Note: This is a partial answer addressing some upper bounds and looking at some special cases. But first I like to state the problem.

Current Situation:

We consider phone numbers as non-empty strings build from an alphabet $$\mathcal{A}=\{2,3,4,5,6,7,8,9\}$$ We ignore the digits $0$ and $1$ as the corresponding keys of OPs phone keypad do not contribute any alphabetical characters. Digits from $\mathcal{A}$ are mapped to either three or four characters. So, the digits are associated with weights of size $3$ or $4$.

For convenience only we simplify the problem and consider the same weight $m>0$ for each digit in $\mathcal{A}$.

OP is asking for the number $\varphi(w)$ of words and all subwords, which can be associated with a given phone number $w$ of length $n$. We can reformulate this problem by asking for all substrings of $w$, weighted with weight $m$ accordingly.

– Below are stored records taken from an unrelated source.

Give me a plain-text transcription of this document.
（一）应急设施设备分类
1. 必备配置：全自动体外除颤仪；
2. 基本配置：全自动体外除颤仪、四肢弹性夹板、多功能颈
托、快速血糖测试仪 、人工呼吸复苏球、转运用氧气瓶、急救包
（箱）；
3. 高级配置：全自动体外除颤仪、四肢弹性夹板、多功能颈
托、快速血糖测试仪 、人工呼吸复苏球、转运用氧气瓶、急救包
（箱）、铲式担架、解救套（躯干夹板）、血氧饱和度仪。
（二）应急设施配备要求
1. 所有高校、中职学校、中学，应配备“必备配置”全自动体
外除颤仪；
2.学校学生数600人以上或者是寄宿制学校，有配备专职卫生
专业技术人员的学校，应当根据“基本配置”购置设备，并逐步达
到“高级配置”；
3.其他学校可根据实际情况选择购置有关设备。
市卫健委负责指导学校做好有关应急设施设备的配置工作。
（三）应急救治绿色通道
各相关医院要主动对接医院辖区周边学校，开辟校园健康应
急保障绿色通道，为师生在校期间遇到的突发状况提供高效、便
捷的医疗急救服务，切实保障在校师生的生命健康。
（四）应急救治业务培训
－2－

Example: If we look at the two phone numbers $3633$ and $3336$ both having length $w=4$, we get following substrings

\begin{align*} 3633&\quad\rightarrow\quad \{3633,363,633,33,36,63,3,6\}\\ 3336&\quad\rightarrow\quad \{3336,333,336,33,36,3,6\} \end{align*}

We observe, that even if the words contain the same digits together with the same multiplicities, the number of substrings is different according to the constellation of the blocks consisting of equal digits. While $3633$ has three different substrings of length two, the string $3336$ has two different substrings of length two. We obtain with respect to the number of substrings: \begin{align*} \varphi(3633)&=m^4+2m^3+\color{blue}{3}m^2+2m\\ \varphi(3336)&=m^4+2m^3+\color{blue}{2}m^2+2m\\ \end{align*}

Upper bounds

Finding a generating function which provides the distribution of $\varphi(w)$ for all different phone numbers of length $n$ is (regrettably) beyond the scope of this answer. But we can at least provide some upper bounds for all words of length $n$. If we consider a word $w$ of length $n$ and a substring of length $k, 1\leq k \leq n$ there are two limitations:

  • The number of substrings of length $k$ is limited by the size of the alphabet $\mathcal{A}$.

  • There are at most $n-k+1$ substrings of length $k$ in a word of length $n$.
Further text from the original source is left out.